Lágrimas sem história

A final do Australian Open era para ser perfeita para Roger Federer, mas seu pesadelo só aumentou


Ron C. angle/TPL

"Deus, isso está me matando..." Lágrimas. Soluços. Um abraço amigo, mas que não diminui a dor. Foi assim que Roger Federer desabou.

Humano, mais humano do que nunca, simplesmente não conseguiu lidar com a emoção da perda do Australian Open 2009. A derrota para Rafael Nadal significou o adiamento de uma nova conquista - igualar o recorde de 14 títulos em Grand Slams de Pete Sampras - mas também pode ter outros significados.
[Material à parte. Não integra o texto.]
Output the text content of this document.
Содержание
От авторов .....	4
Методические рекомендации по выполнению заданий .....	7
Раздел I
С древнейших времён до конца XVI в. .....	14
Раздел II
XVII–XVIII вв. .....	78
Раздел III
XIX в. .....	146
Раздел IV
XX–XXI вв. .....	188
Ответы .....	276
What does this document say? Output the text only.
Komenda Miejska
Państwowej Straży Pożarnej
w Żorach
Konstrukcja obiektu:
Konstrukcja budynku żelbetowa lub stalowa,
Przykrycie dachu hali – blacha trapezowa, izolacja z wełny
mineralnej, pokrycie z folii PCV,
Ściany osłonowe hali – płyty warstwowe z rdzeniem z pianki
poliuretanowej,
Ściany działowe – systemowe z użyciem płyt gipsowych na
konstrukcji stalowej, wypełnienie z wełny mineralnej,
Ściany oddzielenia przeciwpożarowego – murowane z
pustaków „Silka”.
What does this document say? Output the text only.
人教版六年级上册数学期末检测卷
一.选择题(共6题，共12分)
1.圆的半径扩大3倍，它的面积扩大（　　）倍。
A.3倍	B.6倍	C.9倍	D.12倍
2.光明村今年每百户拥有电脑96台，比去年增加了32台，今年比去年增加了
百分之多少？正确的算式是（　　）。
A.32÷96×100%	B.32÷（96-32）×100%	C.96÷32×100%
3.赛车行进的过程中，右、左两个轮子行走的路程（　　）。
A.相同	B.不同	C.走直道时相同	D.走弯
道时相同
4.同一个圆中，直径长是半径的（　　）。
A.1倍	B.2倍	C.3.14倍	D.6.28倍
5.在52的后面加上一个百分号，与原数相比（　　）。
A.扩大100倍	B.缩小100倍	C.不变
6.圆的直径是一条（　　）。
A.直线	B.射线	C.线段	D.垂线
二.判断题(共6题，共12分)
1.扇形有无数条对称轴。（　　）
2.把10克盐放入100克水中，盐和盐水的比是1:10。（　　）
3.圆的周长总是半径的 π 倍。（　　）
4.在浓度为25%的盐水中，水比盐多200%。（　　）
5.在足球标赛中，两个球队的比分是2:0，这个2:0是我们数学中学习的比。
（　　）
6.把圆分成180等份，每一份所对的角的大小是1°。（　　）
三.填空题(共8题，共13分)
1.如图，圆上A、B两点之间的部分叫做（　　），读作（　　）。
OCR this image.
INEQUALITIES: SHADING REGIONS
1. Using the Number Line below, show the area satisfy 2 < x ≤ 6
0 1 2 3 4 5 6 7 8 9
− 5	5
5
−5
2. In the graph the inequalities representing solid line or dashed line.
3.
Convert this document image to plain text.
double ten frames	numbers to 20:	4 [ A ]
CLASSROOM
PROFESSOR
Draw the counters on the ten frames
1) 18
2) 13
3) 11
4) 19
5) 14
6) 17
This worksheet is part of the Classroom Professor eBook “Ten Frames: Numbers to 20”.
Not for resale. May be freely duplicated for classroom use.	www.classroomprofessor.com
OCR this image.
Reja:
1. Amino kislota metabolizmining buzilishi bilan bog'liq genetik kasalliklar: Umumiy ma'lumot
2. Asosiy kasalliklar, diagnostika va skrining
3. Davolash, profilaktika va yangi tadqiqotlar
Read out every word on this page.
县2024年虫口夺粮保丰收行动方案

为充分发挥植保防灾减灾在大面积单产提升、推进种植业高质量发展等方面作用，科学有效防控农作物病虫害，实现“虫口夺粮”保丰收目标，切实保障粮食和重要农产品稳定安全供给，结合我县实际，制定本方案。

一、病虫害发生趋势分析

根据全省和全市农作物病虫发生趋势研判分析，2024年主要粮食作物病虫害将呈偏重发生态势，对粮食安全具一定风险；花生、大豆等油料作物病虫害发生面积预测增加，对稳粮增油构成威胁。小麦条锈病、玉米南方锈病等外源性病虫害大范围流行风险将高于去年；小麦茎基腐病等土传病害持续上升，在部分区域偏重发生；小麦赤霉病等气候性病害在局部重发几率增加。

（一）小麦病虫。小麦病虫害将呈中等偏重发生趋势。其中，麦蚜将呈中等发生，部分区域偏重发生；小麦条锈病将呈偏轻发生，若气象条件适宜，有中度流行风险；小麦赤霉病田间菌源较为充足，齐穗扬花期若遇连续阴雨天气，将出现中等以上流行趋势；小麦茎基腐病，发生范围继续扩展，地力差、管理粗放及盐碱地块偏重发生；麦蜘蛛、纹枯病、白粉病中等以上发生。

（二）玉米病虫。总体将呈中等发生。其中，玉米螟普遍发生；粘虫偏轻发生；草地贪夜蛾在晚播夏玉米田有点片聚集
O que se passa na cabeça de quem dominou o tênis de forma autoritária por quatro anos ininterruptos e é considerado por muitos o maior tenista de todos os tempos antes mesmo de superar marcas de lendas do esporte ao ver que tudo o que construiu está ruindo ao seu entorno? Sua aura de invencibilidade já não existe, sua face gélida diante dos adversários está mudada, agora, ele precisa lidar com o fato de que há alguém à sua frente e que está lhe "roubando" oportunidades de consagração. Mais do que isso, Nadal está criando para si a mesma reputação de invencível e campeão inconteste que Federer teve em anos anteriores. Sim, "isso está me matando", foram as únicas palavras que o suíço conseguiu dizer em seu momento de pranto e não poderiam ser mais verdadeiras.

Estraga Prazer

Nadal havia ganhado o primeiro Grand Slam em quadras de cimento. Acabara de disputar quase 10 horas de tênis em menos de dois dias. Sem dúvida, tinha motivos de sobra para dar pulos de alegrias, rolar no chão, gritar, extravasar. Mas não. Diante de um adversário completamente abatido, não seria justo que o espanhol expressasse tamanha felicidade. Com o respeito que só um campeão do gabarito de Federer merece, ele se manteve sereno durante toda a cerimônia. Visivelmente constrangido, com certo olhar de pena, o espanhol abraçou o maior rival e pediu para que o suíço arriscasse mais algumas palavras aos fãs, certamente muito comovidos com sua tristeza. "Volto ano que vem", garantiu Federer, sem mais a pronunciar.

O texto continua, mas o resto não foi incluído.